With Gonzalez spending much of Spring Training finishing his rehab from right shoulder surgery, there was never any inclination on either side to force an extension before the time is right.
"The main thing is the health issue," said Boggs. "When he's seen to be every day playing competitively in a championship season, I think they're going to have a degree of comfort, and, obviously, that will be a time to probably get something done."
One thing Red Sox fans don't need to worry about is Gonzalez waiting until November to see how he might measure on the free-agent market with two other top sluggers at his position -- Albert Pujols and Prince Fielder.
"Adrian made it perfectly clear [in December] where his bottom line was, and if they were ready to accept his bottom line, he wasn't going to play those, I guess, logistic options, that he could possibly have," Boggs said. "Adrian, in his mind, he knew what it was going to take bottom line. He wasn't concerned with chasing after or breaking records. He just wants to be fairly compensated.
"Obviously we walked away at their last offer, and that wasn't it. He had a bottom line and he felt that he had cut it to the bone, and then when that wasn't met, we were ready to get up. The market was going to be the market, as it was in December. Yes, you think that you're giving away something that might or might not happen.
"In the end, I think he's said it the clearest, you can be very wealthy and play for a team that you don't want to play for, or you can be very wealthy and play for a team that you want to play for and is in competition every year. That's really what his goal was -- to be treated fairly and be compensated fairly and be on a ballclub that is year after year competitive. I think that was his goal, and after that, if he feels that it's fair financially, he's good to go."
Though no deal is done until it is officially signed, Boggs has no reason to think this situation will have anything but a happy resolution for both his client and the Red Sox.
"I would be very surprised," Boggs said. "There were very positive feelings on both sides. There's a lot of relationships in the past. I've dealt with Theo a lot, I've dealt with [Red Sox president/CEO Larry [Lucchino] a lot. John Henry was the first owner Adrian played for. There's so many relationships involved here that if you can't have an understanding or agreement, I probably can't have one with anyone."

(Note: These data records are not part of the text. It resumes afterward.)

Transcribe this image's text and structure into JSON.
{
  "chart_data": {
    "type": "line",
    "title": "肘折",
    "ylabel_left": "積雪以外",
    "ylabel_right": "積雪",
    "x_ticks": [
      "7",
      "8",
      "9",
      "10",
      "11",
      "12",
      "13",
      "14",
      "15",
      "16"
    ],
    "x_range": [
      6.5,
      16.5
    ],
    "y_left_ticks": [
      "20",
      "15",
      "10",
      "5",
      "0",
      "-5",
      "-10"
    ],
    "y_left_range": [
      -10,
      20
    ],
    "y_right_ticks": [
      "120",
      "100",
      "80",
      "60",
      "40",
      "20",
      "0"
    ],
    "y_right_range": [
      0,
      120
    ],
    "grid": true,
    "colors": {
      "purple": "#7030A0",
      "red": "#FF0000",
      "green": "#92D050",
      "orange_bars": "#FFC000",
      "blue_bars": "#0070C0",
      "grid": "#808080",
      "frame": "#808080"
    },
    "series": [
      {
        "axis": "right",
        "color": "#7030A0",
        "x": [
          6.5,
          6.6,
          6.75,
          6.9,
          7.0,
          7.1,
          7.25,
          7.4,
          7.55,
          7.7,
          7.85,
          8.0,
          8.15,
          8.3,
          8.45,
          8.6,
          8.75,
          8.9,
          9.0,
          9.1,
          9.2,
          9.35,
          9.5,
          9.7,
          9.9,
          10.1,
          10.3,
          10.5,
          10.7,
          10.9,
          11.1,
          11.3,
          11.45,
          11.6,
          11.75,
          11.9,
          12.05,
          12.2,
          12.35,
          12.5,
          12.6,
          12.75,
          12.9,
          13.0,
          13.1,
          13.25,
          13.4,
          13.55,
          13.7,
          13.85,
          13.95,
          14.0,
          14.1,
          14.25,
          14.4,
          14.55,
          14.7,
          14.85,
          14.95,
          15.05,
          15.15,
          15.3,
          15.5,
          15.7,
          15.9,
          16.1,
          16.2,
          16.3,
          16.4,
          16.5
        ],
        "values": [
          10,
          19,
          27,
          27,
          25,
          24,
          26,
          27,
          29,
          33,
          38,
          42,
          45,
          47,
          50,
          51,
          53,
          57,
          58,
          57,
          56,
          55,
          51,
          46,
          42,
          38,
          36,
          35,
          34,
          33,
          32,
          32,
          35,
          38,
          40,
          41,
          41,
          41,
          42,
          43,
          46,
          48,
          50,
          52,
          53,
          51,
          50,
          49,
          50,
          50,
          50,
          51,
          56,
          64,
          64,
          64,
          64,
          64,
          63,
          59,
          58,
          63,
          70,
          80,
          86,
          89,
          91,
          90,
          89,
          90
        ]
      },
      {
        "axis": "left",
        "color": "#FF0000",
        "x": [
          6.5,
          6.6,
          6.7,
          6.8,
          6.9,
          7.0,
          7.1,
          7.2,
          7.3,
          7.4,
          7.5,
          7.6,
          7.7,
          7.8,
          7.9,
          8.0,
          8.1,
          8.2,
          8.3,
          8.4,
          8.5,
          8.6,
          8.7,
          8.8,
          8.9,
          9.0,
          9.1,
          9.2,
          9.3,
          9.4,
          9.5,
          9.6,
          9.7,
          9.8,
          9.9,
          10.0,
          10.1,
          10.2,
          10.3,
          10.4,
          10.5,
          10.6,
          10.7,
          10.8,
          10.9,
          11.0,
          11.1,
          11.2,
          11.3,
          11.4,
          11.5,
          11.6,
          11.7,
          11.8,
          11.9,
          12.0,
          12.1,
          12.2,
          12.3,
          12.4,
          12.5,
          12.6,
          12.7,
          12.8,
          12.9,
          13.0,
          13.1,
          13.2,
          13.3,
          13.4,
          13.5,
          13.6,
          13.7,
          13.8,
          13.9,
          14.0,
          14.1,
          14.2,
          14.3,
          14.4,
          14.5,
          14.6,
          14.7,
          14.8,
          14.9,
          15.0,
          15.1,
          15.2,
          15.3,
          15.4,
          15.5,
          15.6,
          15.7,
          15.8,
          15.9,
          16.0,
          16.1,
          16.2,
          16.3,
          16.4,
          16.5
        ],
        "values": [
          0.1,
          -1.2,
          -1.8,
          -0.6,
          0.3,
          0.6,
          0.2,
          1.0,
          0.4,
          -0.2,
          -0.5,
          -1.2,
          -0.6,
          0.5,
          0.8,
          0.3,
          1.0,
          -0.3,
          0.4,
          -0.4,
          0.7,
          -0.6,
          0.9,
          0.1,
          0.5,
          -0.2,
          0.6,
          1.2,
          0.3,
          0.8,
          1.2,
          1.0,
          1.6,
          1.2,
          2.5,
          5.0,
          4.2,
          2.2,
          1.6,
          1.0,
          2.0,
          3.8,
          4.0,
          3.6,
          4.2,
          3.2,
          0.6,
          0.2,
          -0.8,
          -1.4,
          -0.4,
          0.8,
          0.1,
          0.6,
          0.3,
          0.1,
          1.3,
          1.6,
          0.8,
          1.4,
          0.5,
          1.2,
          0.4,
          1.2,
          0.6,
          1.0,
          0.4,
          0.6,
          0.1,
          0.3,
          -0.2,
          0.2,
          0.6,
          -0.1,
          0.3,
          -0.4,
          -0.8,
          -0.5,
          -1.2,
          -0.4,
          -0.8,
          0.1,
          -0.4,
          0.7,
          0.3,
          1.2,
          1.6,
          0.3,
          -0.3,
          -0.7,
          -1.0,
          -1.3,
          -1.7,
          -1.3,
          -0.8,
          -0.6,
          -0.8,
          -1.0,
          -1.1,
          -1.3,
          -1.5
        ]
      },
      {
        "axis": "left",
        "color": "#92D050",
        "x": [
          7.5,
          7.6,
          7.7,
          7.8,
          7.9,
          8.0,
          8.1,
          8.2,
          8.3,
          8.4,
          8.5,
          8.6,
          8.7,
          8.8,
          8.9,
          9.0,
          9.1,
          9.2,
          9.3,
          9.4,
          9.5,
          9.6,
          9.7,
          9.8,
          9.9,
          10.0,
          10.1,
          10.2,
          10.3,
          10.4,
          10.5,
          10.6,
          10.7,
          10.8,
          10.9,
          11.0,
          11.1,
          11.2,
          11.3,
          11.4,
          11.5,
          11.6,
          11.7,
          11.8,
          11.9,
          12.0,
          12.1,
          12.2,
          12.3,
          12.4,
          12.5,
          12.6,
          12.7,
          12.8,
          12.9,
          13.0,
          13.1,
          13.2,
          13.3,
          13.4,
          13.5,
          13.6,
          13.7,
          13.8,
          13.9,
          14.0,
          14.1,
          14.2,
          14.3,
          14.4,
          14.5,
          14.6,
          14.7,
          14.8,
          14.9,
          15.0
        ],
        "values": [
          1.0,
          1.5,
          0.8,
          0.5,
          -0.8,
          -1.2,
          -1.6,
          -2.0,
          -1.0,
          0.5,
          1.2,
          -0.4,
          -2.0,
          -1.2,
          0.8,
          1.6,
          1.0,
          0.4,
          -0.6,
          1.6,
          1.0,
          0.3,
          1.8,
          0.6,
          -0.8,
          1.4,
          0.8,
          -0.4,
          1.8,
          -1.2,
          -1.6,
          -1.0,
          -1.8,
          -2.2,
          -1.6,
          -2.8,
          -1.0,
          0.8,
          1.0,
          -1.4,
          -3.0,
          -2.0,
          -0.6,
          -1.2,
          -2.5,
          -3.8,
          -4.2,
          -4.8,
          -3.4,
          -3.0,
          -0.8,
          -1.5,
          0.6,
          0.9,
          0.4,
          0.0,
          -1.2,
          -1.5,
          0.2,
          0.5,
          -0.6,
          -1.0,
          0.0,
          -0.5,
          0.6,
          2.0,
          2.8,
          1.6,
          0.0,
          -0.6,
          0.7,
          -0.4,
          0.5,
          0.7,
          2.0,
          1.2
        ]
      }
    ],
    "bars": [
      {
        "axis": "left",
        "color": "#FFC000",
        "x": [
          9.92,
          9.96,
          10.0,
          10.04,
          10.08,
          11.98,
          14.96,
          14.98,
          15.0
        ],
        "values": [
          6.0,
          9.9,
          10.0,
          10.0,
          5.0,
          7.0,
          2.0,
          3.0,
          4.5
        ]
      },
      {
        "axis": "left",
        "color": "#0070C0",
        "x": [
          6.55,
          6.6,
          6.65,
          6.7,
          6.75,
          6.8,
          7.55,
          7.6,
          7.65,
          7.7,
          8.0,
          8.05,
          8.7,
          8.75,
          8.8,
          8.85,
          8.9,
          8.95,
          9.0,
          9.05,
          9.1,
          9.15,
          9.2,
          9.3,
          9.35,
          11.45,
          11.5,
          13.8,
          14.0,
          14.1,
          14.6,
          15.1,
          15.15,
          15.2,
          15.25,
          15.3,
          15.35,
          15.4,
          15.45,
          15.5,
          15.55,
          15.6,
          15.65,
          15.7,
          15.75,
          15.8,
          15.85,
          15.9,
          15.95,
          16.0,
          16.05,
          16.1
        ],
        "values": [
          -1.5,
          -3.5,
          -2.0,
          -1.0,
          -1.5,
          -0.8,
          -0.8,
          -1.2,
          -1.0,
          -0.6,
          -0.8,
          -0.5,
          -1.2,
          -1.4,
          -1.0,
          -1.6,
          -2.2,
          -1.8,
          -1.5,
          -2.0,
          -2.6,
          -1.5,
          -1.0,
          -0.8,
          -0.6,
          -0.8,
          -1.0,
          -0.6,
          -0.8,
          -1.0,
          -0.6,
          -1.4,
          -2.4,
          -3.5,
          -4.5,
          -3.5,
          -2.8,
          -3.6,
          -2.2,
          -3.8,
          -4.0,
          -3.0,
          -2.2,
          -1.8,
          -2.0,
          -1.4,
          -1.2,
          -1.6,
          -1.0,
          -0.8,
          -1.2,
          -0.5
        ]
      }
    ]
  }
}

There have been reports that the sides discussed a seven-year, $154 million extension for Gonzalez.
"I think everybody thought we had a term sheet, and we had an agreement in place down to a gnat's eyelash, and we didn't," Boggs said. "There are so many issues we still have to talk about, nuanced issues in some respects, but still a lot. There's language, there's performance bonuses, there's awards. There's the whole caveat of possibilities. At that point, you really don't have anything, because all of a sudden, something that seems insignificant can turn into something that is significant to the player."
The other thing that should help facilitate the deal is that Gonzalez is a straight shooter.
"Again, as I say, Adrian is pretty cut and dry and you can go through a list of 10, 20 things and he'll tell you, 'That's important, that's not, that's not, that's not, that's not, that is, that is,' and he'll take the lead from that point on," Boggs said.